A 14-month program, marking 250 years since the 1770 voyage of James Cook and Endeavour charting of the Australian east coast has been announced by the Australian National Maritime Museum.

Encounters 2020 will see several activities; exhibitions, educational resources, film and digital projects and a travelling exhibition by land and sea around the coast of Australia – looking at our earliest European history from dual perspectives: from the ship and from the shore.

Museum chief executive and director Kevin Sumption said it was the nature of historical study to investigate with new eyes and seek out all points of view.

“As a cultural institution we believe it is our role to continually analyse our history and broaden our country’s knowledge,” Mr Sumption said.


“In the 250 years since Cook arrived we really have only looked at it from one perspective, that from the ship. We want to take this opportunity to also to look at it from the perspective of the First Australians on the shore.

“We want to separate myth from fact. We can acknowledge Cook’s achievements and impacts, and clarify the role he played in Australian history.”

The Encounters program is to feature several exhibitions, objects and artworks at the museum in Sydney throughout 2020, including film and digital resources exploring both Cook’s achievements and views from Indigenous communities on the history of the voyage.

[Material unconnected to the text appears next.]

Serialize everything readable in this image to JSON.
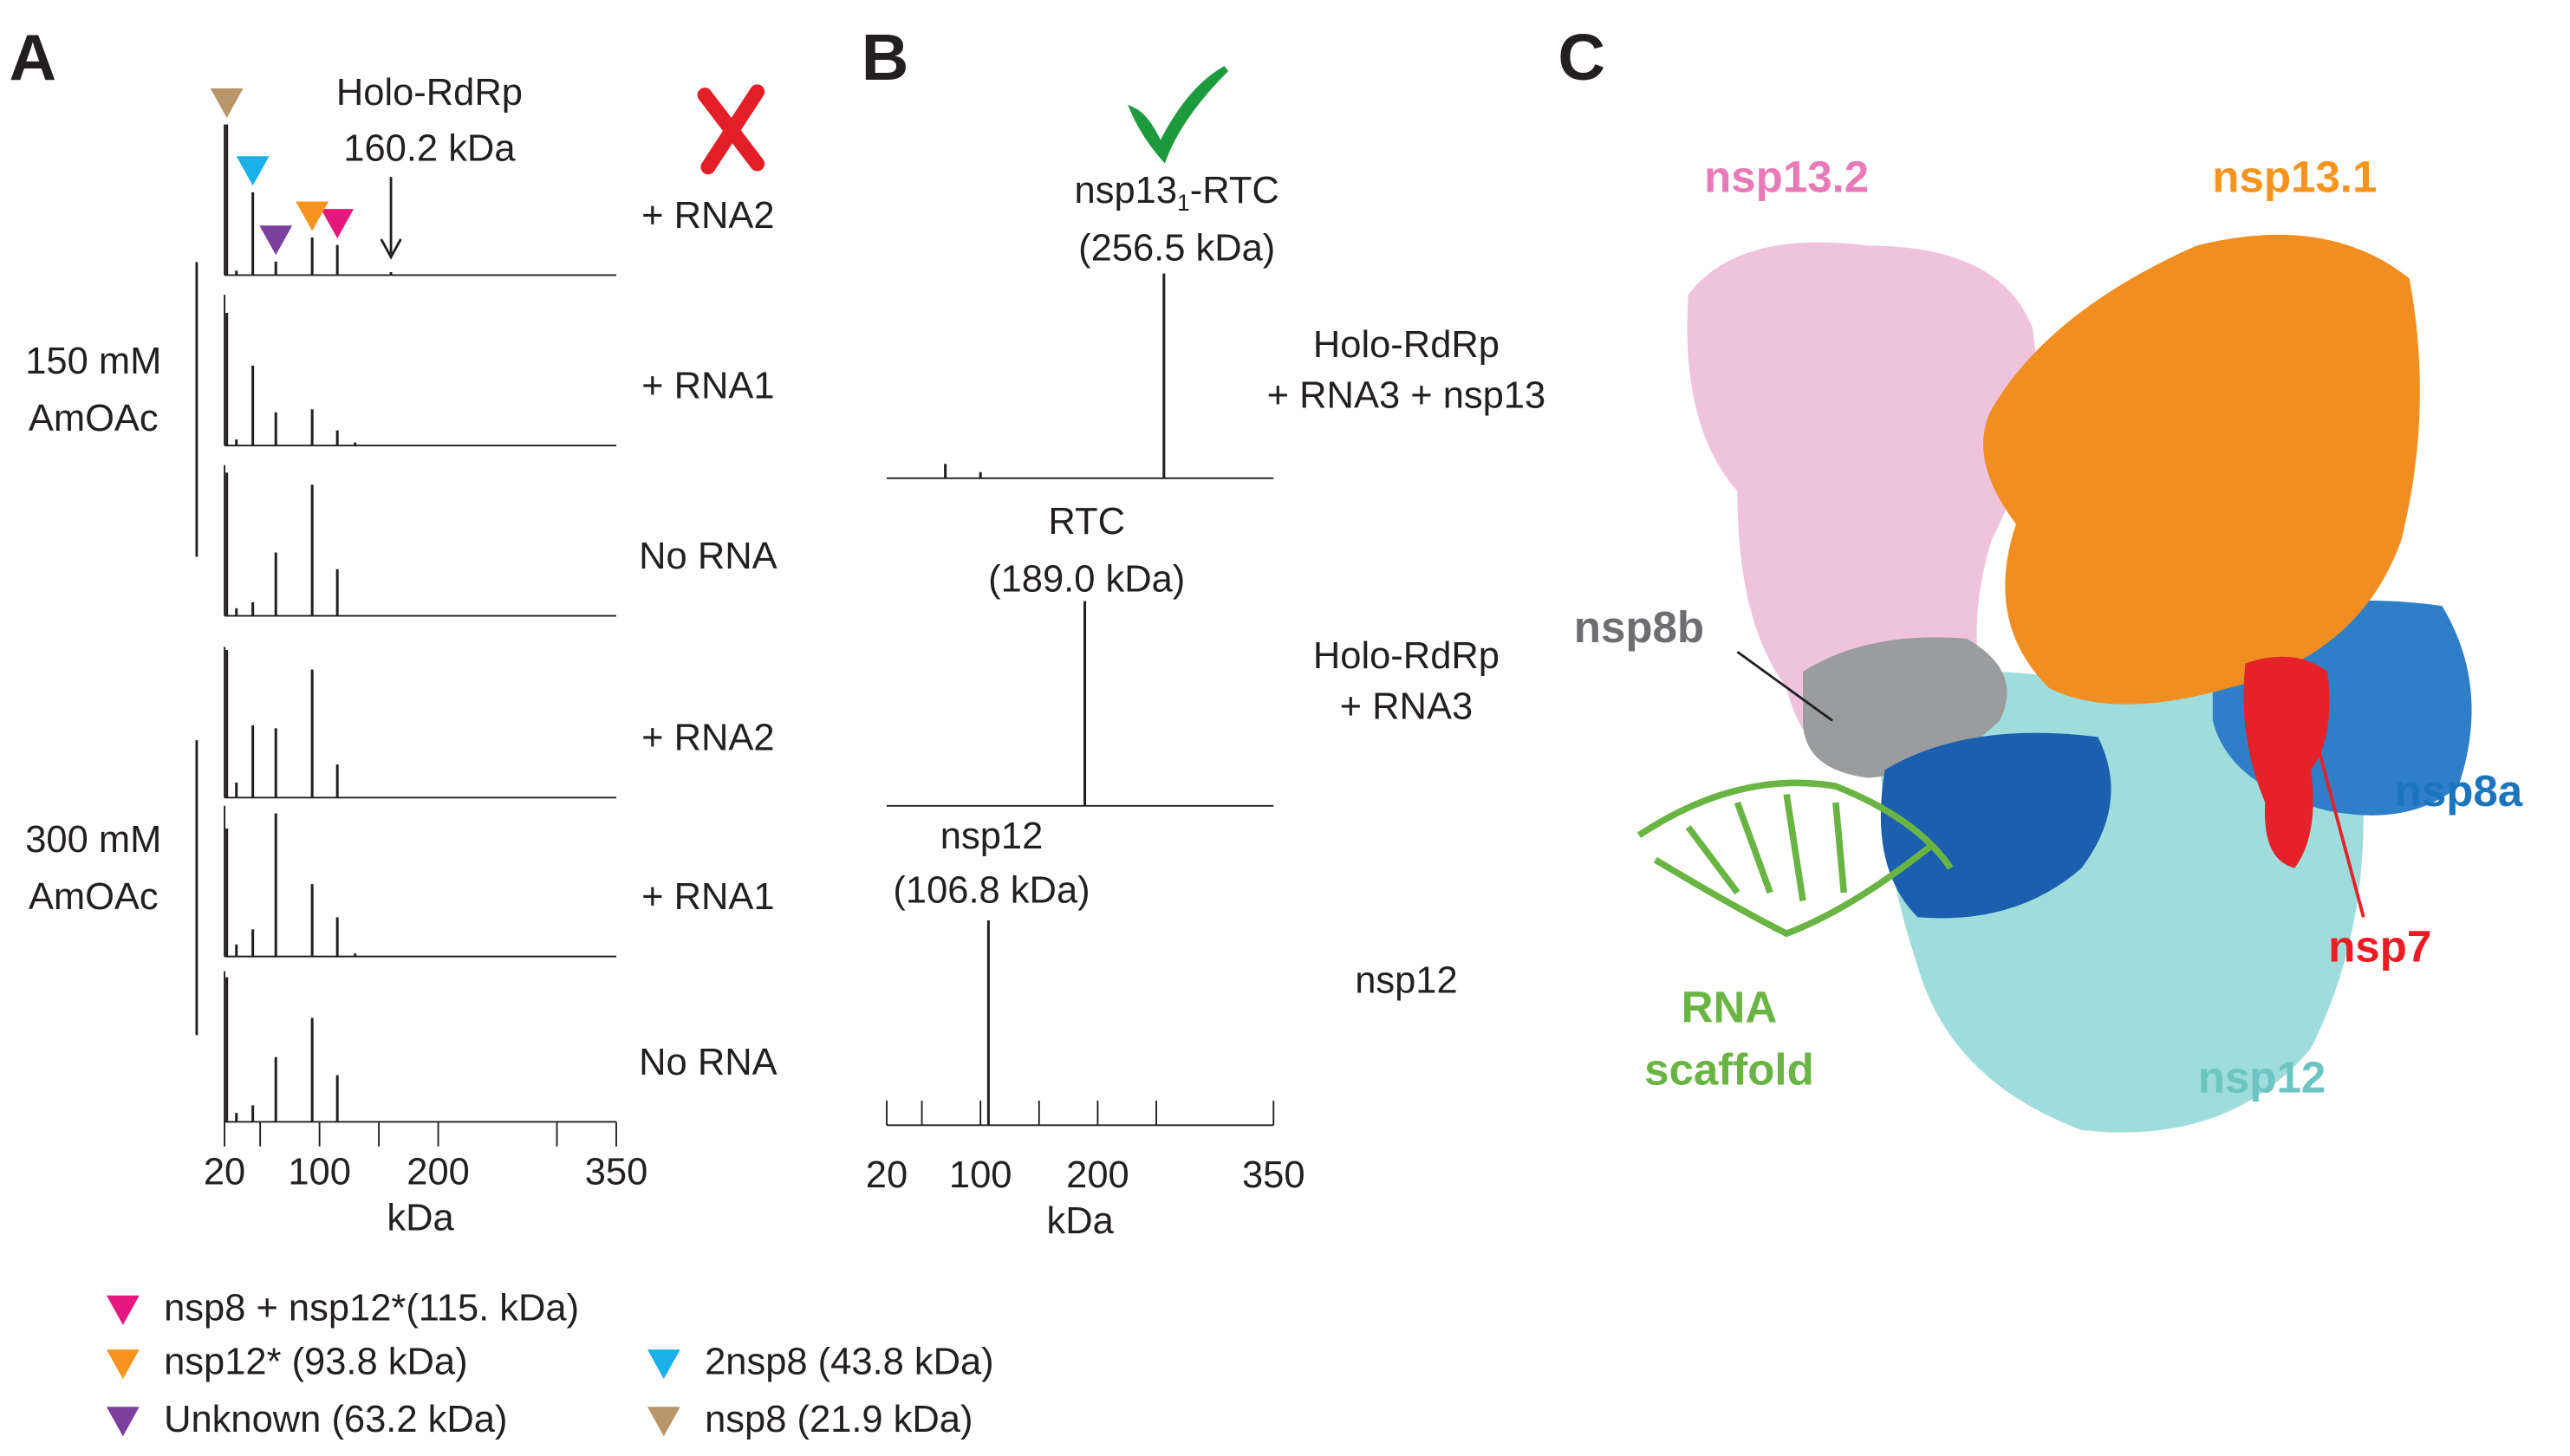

A national education program is to provide resources for primary and secondary teachers to offer new insights to Australian students. From February next year a replica Endeavour is to undertake a series of voyages to 38 destinations around Australia.

Indigenous artist and Museum Council member Alison Page said this was “a program about truth telling”.

“Over many years the museum, as the National Museum of the Sea, has investigated the rich cultural history of our coastal First Nations and brought their stories to contemporary Australians,” he said.

“Encounters 2020 is a continuation of this. By opening up discussion and bringing together the stories from the ship and the shore, we are building a richer cultural legacy for a shared future.”